Mumbai — • A local, slice-of-life story from a Monitor correspondent.
The beat of “We Will Rock You” shakes the South Bombay stadium as fans in devil horns and curly blue wigs hoot party horns for belly-baring blond cheerleaders on a platform flanked by flaming torches. Red, white, and green fireworks streak the 5 p.m. sky as a sportscaster draws out the chant: “MUMBAI... INDIANS!”
If it sounds like the Super Bowl has met Bollywood, then the Indian Premier League (IPL) has done its job. Just three seasons into its new faster-tempo and hypercommercialized brand of cricket, the multibillion-dollar venture has taken the imperial gentleman’s sport, where matches could last for five days, and souped it up into an appetizing three-hour after-work special.
This Tuesday match pits the Mumbai Indians against the Delhi Daredevils, team names created when the IPL began in 2008. (Others include the Chennai Super Kings, Kolkata Knight Riders, and Rajasthan Royals.) As the packed stadium sporting the teams’ colors shows, the IPL built large fan bases as quickly as it did purist protesters, and controversy – the IPL chief Lalit Modi was suspended and charged with 22 counts of corruption in April.
“It’s definitely more exciting, because otherwise you have to fight a test match, which is quite ... boring,” says Altamash Shaikh, referring to the five-day match. His firm let 500 of their staff off early from work to watch the game in their matching lime-green company T-shirts.

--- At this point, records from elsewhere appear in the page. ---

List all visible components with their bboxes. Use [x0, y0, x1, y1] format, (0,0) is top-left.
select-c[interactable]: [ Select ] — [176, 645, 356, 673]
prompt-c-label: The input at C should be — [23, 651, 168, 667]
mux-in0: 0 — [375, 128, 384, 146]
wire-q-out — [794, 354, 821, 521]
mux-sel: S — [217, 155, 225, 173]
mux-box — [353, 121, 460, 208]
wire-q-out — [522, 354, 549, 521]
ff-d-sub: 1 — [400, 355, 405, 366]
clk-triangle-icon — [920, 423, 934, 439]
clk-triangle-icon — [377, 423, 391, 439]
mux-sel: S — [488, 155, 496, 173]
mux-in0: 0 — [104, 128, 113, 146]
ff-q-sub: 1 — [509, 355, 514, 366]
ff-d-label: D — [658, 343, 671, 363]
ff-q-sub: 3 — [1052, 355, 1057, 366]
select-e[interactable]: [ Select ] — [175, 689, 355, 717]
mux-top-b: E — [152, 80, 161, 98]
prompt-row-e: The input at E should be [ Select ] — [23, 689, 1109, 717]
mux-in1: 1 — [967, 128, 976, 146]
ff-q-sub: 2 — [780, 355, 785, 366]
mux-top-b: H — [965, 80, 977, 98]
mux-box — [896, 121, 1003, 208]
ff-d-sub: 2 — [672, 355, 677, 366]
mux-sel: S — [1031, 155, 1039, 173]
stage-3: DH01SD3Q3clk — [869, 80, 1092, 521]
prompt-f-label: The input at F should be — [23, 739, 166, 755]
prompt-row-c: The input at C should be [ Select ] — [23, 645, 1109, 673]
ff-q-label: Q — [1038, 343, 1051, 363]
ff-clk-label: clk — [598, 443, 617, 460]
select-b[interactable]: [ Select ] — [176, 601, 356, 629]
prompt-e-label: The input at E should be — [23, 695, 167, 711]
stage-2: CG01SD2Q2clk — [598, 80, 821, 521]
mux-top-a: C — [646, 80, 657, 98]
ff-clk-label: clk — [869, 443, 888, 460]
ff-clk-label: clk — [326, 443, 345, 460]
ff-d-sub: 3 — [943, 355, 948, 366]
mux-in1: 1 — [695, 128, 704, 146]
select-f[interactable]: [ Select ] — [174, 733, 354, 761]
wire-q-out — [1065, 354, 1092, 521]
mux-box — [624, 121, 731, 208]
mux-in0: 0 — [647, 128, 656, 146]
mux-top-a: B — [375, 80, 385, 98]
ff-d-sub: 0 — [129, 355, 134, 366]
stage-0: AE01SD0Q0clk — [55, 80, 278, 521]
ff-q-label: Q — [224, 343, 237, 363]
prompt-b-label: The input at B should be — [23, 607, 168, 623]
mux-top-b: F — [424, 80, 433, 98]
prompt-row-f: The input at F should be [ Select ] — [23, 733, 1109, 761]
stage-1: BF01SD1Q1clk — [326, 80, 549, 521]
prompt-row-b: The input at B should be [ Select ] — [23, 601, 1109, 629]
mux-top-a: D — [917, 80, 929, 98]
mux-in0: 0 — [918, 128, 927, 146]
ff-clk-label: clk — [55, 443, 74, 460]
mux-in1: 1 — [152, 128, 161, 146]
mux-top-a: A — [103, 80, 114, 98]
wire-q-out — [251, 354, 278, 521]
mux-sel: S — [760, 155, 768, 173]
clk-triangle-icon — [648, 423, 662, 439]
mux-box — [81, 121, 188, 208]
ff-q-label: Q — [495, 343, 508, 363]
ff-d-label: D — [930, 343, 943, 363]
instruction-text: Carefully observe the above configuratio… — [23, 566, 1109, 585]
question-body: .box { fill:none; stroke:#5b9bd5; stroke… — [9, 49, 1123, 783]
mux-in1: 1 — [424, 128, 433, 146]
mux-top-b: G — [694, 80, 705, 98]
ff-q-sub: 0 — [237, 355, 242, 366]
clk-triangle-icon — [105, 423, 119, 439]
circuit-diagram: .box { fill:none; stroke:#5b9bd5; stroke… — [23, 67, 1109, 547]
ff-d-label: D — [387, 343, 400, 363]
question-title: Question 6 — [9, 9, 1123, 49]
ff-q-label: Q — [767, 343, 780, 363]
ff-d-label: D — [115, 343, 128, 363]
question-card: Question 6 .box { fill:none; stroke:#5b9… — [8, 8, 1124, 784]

“In India it doesn’t matter what profession you are. You are a cricket fan,” says the smiling banker, who then dashes to take a picture with friends in front of a Mumbai Indians poster.
There are women in breezy salwar kameez, security guards in khaki saris, even a passel of young girls in imitation Mumbai Indian cheerleader outfits. There are foreigners, packs of boys in IPL jerseys, and men in Muslim prayer caps. In this crowded city of extremes, it’s the most thoroughly mixed place this correspondent has seen.